DMK has repeatedly mocked AIADMK as a “slave party” of the BJP, pointing to alliance talks said to have taken place in Delhi and citing political developments in states like Maharashtra and Bihar to warn that BJP could eventually “swallow” AIADMK.
The article counters that AIADMK leader Edappadi K Palaniswami has not conceded key demands. It says BJP’s efforts to bring O Panneerselvam back into AIADMK did not succeed, and Sasikala was not allowed closer to the party’s fold. On seat-sharing, it notes reports that BJP sought higher numbers, but AIADMK settled on 27 seats.
It further claims AIADMK did not allocate constituencies considered favourable to BJP, triggering internal discontent in the BJP, with meaningful allocations largely limited to Kanyakumari district. It also states that AIADMK did not offer any seat in the Kongu region where BJP state president K Annamalai could potentially contest.

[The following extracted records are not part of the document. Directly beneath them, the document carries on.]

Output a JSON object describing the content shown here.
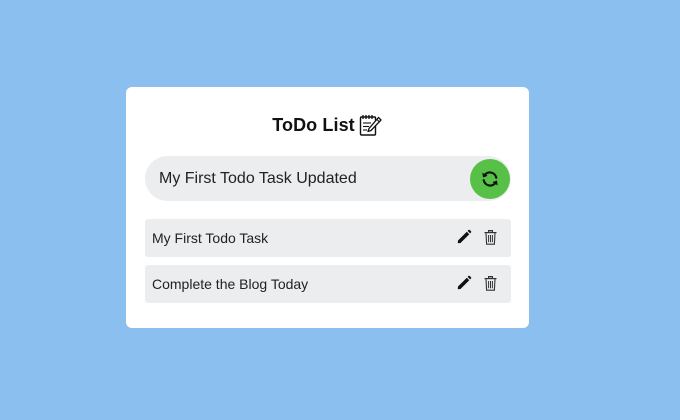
{
  "app": {
    "title": "ToDo List",
    "title_icon": "notepad-pencil-icon"
  },
  "input": {
    "value": "My First Todo Task Updated",
    "placeholder": "",
    "action_icon": "sync-icon"
  },
  "todos": [
    {
      "text": "My First Todo Task",
      "edit_icon": "pencil-icon",
      "delete_icon": "trash-icon"
    },
    {
      "text": "Complete the Blog Today",
      "edit_icon": "pencil-icon",
      "delete_icon": "trash-icon"
    }
  ],
  "colors": {
    "background": "#8bbff0",
    "card": "#ffffff",
    "field": "#ebedef",
    "accent": "#57c047"
  }
}
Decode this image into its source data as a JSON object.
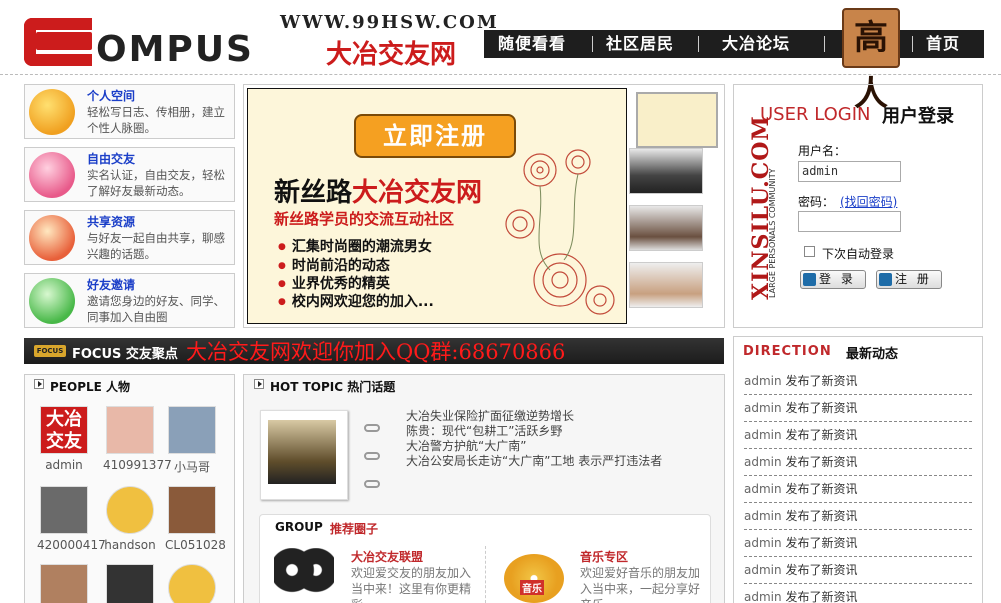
{
  "header": {
    "logo_word": "OMPUS",
    "logo_url": "WWW.99HSW.COM",
    "logo_cn": "大冶交友网",
    "nav": [
      "随便看看",
      "社区居民",
      "大冶论坛",
      "首页"
    ],
    "gaoren_label": "高人"
  },
  "features": [
    {
      "title": "个人空间",
      "desc": "轻松写日志、传相册，建立个性人脉圈。",
      "color": "#f0a020"
    },
    {
      "title": "自由交友",
      "desc": "实名认证，自由交友，轻松了解好友最新动态。",
      "color": "#e85a8a"
    },
    {
      "title": "共享资源",
      "desc": "与好友一起自由共享，聊感兴趣的话题。",
      "color": "#e8603a"
    },
    {
      "title": "好友邀请",
      "desc": "邀请您身边的好友、同学、同事加入自由圈",
      "color": "#48b848"
    }
  ],
  "banner": {
    "register_button": "立即注册",
    "title_black": "新丝路",
    "title_red": "大冶交友网",
    "subtitle": "新丝路学员的交流互动社区",
    "items": [
      "汇集时尚圈的潮流男女",
      "时尚前沿的动态",
      "业界优秀的精英",
      "校内网欢迎您的加入..."
    ]
  },
  "login": {
    "title_en": "USER LOGIN",
    "title_cn": "用户登录",
    "brand": "XINSILU.COM",
    "brand_sub": "LARGE PERSONALS COMMUNITY",
    "username_label": "用户名：",
    "username_value": "admin",
    "password_label": "密码：",
    "forgot_link": "(找回密码)",
    "remember_label": "下次自动登录",
    "login_button": "登 录",
    "register_button": "注 册"
  },
  "focus": {
    "badge": "FOCUS",
    "label": "FOCUS 交友聚点",
    "marquee": "大冶交友网欢迎你加入QQ群:68670866"
  },
  "direction": {
    "title_en": "DIRECTION",
    "title_cn": "最新动态",
    "items": [
      {
        "user": "admin",
        "action": "发布了新资讯"
      },
      {
        "user": "admin",
        "action": "发布了新资讯"
      },
      {
        "user": "admin",
        "action": "发布了新资讯"
      },
      {
        "user": "admin",
        "action": "发布了新资讯"
      },
      {
        "user": "admin",
        "action": "发布了新资讯"
      },
      {
        "user": "admin",
        "action": "发布了新资讯"
      },
      {
        "user": "admin",
        "action": "发布了新资讯"
      },
      {
        "user": "admin",
        "action": "发布了新资讯"
      },
      {
        "user": "admin",
        "action": "发布了新资讯"
      }
    ]
  },
  "people": {
    "title": "PEOPLE 人物",
    "avatar_text": "大冶交友",
    "items": [
      {
        "name": "admin",
        "color": "#cc1c1c"
      },
      {
        "name": "410991377",
        "color": "#e8b8a8"
      },
      {
        "name": "小马哥",
        "color": "#8aa0b8"
      },
      {
        "name": "420000417",
        "color": "#6a6a6a"
      },
      {
        "name": "handson",
        "color": "#f0c040"
      },
      {
        "name": "CL051028",
        "color": "#8a5a3a"
      },
      {
        "name": "",
        "color": "#b08060"
      },
      {
        "name": "",
        "color": "#333333"
      },
      {
        "name": "",
        "color": "#f0c040"
      }
    ]
  },
  "hot": {
    "title": "HOT TOPIC 热门话题",
    "items": [
      "大冶失业保险扩面征缴逆势增长",
      "陈贵：现代“包耕工”活跃乡野",
      "大冶警方护航“大广南”",
      "大冶公安局长走访“大广南”工地 表示严打违法者"
    ]
  },
  "group": {
    "title_en": "GROUP",
    "title_cn": "推荐圈子",
    "items": [
      {
        "title": "大冶交友联盟",
        "desc": "欢迎爱交友的朋友加入当中来！这里有你更精彩"
      },
      {
        "title": "音乐专区",
        "desc": "欢迎爱好音乐的朋友加入当中来，一起分享好音乐"
      }
    ],
    "music_label": "音乐"
  }
}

On policy, the piece says AIADMK’s election manifesto contains several positions that do not align with BJP’s ideological preferences, including a clear reiteration of Anna’s two-language policy. It adds that the manifesto speaks of efforts to include Dalit Christians and Muslims within the Scheduled Caste definition and takes positions on Centre–State relations and fiscal sharing that it describes as closer to DMK’s stance.
The article argues the “slave party” narrative was first drawn by M K Stalin after Jayalalithaa’s death, when BJP played a role in facilitating a reunion between Palaniswami and Panneerselvam, frustrating DMK’s expectations of AIADMK’s collapse. It also suggests DMK’s allies—VCK, the two Communist parties and MDMK—have political reasons to amplify the label, as a continued AIADMK–BJP alliance could further reduce their bargaining power and seat allocations within the DMK-led front.